An abstract base class to provide a generic ORF finder.

abstractmethod find_genes(clusters, progress=None)#

Find all genes from a DNA sequence.

class chamois.orf.PyrodigalFinder(ORFFinder)#

An ORFFinder that uses the pyrodigal bindings to Prodigal.

Prodigal is a fast and reliable protein-coding gene prediction for prokaryotic genomes, with support for draft genomes and metagenomes. Since BGCs are short sequences, only “meta” mode can be used for detecting genes in the input.

__init__(mask=False, cpus=None)#

Create a new PyrodigalFinder instance.

Parameters:
  • mask (bool) – Whether or not to mask genes running across regions containing unknown nucleotides, defaults to False.

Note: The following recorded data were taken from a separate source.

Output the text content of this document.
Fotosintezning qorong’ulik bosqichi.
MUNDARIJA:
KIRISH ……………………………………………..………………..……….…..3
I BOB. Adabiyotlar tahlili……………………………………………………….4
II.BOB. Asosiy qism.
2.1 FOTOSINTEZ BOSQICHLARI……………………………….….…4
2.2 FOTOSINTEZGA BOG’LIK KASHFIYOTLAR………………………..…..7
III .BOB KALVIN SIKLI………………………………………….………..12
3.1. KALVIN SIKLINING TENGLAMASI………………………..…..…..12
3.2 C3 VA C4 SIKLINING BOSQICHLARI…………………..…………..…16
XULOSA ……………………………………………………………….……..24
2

  • cpus (int) – The number of threads to use to run Pyrodigal in parallel. Pass 0 to use the number of CPUs on the machine.

find_genes(clusters, progress=None, *, pool_factory=<class 'multiprocessing.pool.ThreadPool'>)#

Find all genes contained in a sequence of DNA records.

Parameters:
  • clusters (iterable of ClusterSequence) – An iterable of raw cluster sequences in which to find genes

  • progress (callable, optional) – A progress callback of signature progress(cluster, total) that will be called everytime a record has been processed successfully, with record being the ClusterSequence instance, and total being the total number of records to process.

Keyword Arguments:

pool_factory (type) – The callable for creating pools, defaults to the multiprocessing.pool.ThreadPool class, but multiprocessing.pool.Pool is also supported.

Yields:

Protein – An iterator over all the genes found in the given records.

class chamois.orf.CDSFinder(ORFFinder)#

An ORFFinder that simply extracts CDS annotations from records.

__init__(feature='CDS', translation_table=11, locus_tag='locus_tag')#
find_genes(clusters, progress=None)#

Find all genes contained in a sequence of DNA records.